Pensions - Articles - The ACA has called on the Pensions Minister to think again..


GMP EQUALISATION UNLIKELY TO BE ACHIEVED WHILST COSTING EMPLOYERS AN ESTIMATED £10 BILLION, SAYS ACA CHAIRMAN

 By ACA
 
 Speaking at the annual lunch of the All-Party Parliamentary Group on Occupational Pensions, ACA Chairman, Stuart Southall has urged the Government to think again about how it approaches any attempt to equalise Guaranteed Minimum Pensions (GMPs).

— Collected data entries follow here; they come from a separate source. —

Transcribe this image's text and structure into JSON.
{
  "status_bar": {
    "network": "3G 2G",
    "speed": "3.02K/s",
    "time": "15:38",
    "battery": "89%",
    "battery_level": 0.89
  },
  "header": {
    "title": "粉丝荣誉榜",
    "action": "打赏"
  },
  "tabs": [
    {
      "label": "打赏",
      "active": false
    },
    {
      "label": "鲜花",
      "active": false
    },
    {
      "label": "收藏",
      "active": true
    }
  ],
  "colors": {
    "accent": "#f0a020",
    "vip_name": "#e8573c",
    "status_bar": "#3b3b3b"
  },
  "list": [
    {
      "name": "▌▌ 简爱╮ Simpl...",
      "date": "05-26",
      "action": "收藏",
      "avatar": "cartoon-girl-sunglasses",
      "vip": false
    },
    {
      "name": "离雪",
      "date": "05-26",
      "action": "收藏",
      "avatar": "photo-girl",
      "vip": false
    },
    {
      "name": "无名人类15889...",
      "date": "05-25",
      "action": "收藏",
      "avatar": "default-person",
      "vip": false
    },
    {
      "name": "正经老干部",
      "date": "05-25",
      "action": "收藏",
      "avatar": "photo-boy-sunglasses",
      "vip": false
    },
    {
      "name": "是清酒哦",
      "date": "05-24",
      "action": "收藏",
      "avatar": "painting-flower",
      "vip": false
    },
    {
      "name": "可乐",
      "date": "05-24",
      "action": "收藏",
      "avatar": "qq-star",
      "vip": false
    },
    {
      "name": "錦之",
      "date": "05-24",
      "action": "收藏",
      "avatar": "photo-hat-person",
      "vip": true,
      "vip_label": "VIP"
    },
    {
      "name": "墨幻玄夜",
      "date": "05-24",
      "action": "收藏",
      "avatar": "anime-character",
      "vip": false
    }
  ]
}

 Addressing the Pensions Minister, Steve Webb MP, direct, who was the principal guest at the lunch, Stuart Southallsaid:
 “Aside from one isolated case, I have never known any beneficiary query the possible inequality of GMPs and nor does it seem there is any legal consensus that equality is required by law or even achievable if it is.
  
 “If Government feels it has to press ahead with an initiative which could cost industry £10 billion plus a significant implementation bill then would it not be best to do so with as much legal certainty as possible?  The Association’s view, echoed by those of other pension bodies, is that this can only be achieved by an ECJ test case.
  
 “In the absence of such a test case hard-pressed employers might be spending money they never needed to spend; or worse they might spend considerable sums now, only to find in years to come that they got it all wrong in European law and must spend even more.  Much as the ACA’s members might benefit from all this extra work, I doubt this is an exercise any of us would derive any pleasure from nor indeed get any thanks for.”
  
 Stuart Southallthen summarised his views on the current state of play of pension policy:
  
 “The ACA commends the Minister on the handling of the roll out of auto-enrolment and NEST and warmly welcomes his April paper on State pensions for the 21st century. Albeit with a considerable gestation period, these changes could both become valuable building blocks as we all seek an environment in which a reasonable standard of living can be achieved for, and on behalf of, the UK’s future pensioners.
  
 “However, in the private sector, where the Coalition has undertaken to ‘simplify the rules and regulations ……. to help reinvigorate occupational pensions, most steps by sponsors have been backward.  Indeed the retreat from defined benefit pension provision seems to echo Dunkirk in its speed and proportions; is there to be total obliteration or might we – with Government help – in some way engineer a miraculous escape and a later turning of the tide?
  
 “We are encouraged by the cash balance reforms in the current Pensions Bill but of themselves these will not stem what the ACA’s practitioners see and our surveys show to be trends away from sponsor risk-taking and a growing levelling-down in response to the coming auto-enrolment obligations.
  
 “Our clients need genuine de-regulation and much greater freedom of design if they are to offer private sector employees anything involving a sharing of risk.
  
 “A world of pure defined contribution provision may be quite acceptable for the better off but, even with the NEST and new State pension building blocks, it is likely to be unfit for purpose for many middle and low earners.  And worse, should we see a private sector marketplace where DC is the invariable model then the private/public sector pensions divide will still be too wide even after the changes which might flow from the excellent work of Lord Hutton.”
  
  
 
  GMP Equalisation: what is it?
 
   
 
  The former Pensions Minister, Angela Eagle MP, made a statement on 28 January 2010 that legislation was to be brought forward by DWP, following (undisclosed) legal opinions, requiring pension schemes to make specific adjustments to benefits to compensate for the effects of unequal GMPs.
 
   
 
  Following the ruling in the Barber Case by the European Court of Justice on 17 May 1990, trustees of pension schemes have had to pay equal benefits to comparable men and women in relation to service from that date. This ruling, which was based upon Article 141 of the Treaty of Rome, was formalised in UK domestic law by section 62 of the Pensions Act 1995.  Most schemes implemented this requirement by equalising pension ages and overall benefit scales as between males and females. 
 
   
 
  However, virtually all schemes ignored the sex inequalities that existed concerning the calculation of GMPs (because these were always designed to broadly mirror unequal State benefits as was expressly permitted).  GMPs may be unequal as between men and women because:
 
   
 
  • Women are entitled to receive their GMP at age 60 compared to age 65 for men.
 
  • Women accrue GMP at a faster rate in order to target equal levels of GMP at age 60 compared to age 65 for men.
 
   
 
  Survivors’ benefits are another differential between men and women’s GMPs.
 
   
 
  GMPs arose where pension schemes contracted-out of the earnings-related part of the state pension (SERPS and S2P).  It is worth noting that benefits granted to men and women under SERPS and S2P are also unequal in the respects indicated above, but State pensions are not covered by the Treaty of Rome or the ruling in the Barber case. To date any attempt to equalise GMPs has invariably been confined to schemes in wind-up and even then only in some cases.